Ne zaman doktora görünmeli

Bir kişi kronik bir sinüzit formu geliştirmeden önce, bu hastalığa birkaç kez akut formda dayanabilir. Bu bireysel salgınların her biri tipik olarak 4 haftaya kadar sürer.

Teşhisi mümkün olduğunca doğru yapmak için terapist (aile doktoru), şikayeti olan hastayı kulak burun boğaz uzmanına veya alerji uzmanına yönlendirir. Bu uzmanlar, ayrıntılı bir öykü toplama, muayene ve bir dizi muayeneden sonra doğru bir teşhis koyacak ve bir tedavi süreci önerecektir. Onlara ziyaretleri ve daha geniş bir incelemeyi reddetmemelisiniz. Ne de olsa bu dertten bir an önce kurtulmanız ve nihayet toparlanmanız menfaatinizedir.
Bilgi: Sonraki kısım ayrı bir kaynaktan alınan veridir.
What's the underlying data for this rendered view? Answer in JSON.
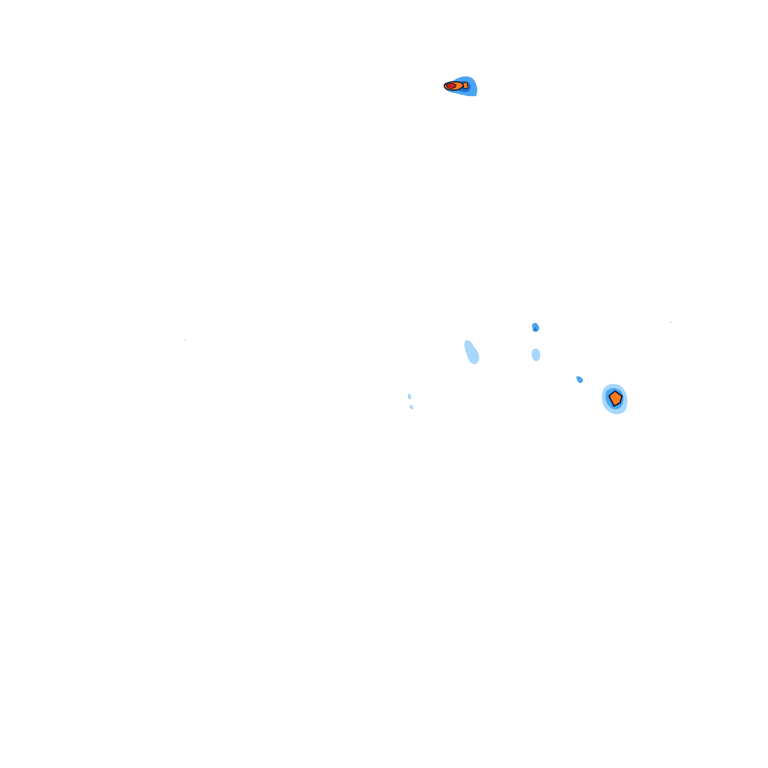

Bu nedenle, aşağıdaki durumlarda bir doktora danışmak zorunludur:

  • sinüzit birkaç kez transfer edildi ve öngörülen tedavi yardımcı olmadı;
  • hastalığın süresi 7 günden fazladır;
  • tıbbi tavsiye ve doktor tarafından verilen tavsiyelere uyulduktan sonra durum düzelmedi;
  • alında ve göz çevresinde şişlik ve ağrı var;
  • can sıkıcı baş ağrıları;
  • bilinç karışır;
  • başka bir şekilde çift görme veya görme bozukluğu görmeye başlar;
  • oksiputun kaslarının tonu keskin bir şekilde arttı;
  • nefes darlığı ortaya çıktı.

Özetleyelim

Kronik sinüzitte semptomlar zamanla artabilir ve daha sonra tekrar azalabilir. Ancak bu henüz iyileşmeyi göstermeyecektir. Bir sonraki alevlenmeden sonra, semptomatoloji kural olarak yavaş yavaş düzelir. Sadece sözde arka plan belirtileri kalır.

Örneğin burun kalıcı olarak bloke olabilir.Ayrıca, tam tıkanıklık periyodik olarak kısmi tıkanıklık ile değiştirilir. Ayrıca, kişi hafif bir rahatsızlık hisseder. Bir sonraki alevlenme yine semptomların şiddetini verir ve bazen hastalığın seyrini zorlaştırır.

Sinüzitin belirtileri arka arkaya 3 aydan fazla kaybolmadığında kronik olarak kabul edilebileceğini vurgulayalım.

Kronik sinüzit tedavisi ihtiyacını görmezden gelirseniz, semptomlar zamanla kötüleşecektir. Ek olarak, iltihaplanma yakındaki alanları etkileyebilir - bitişik kemikler, kulaklar, gözler ve hatta beyin. Ve bu zaten sağlık ve yaşam için tehlikelidir.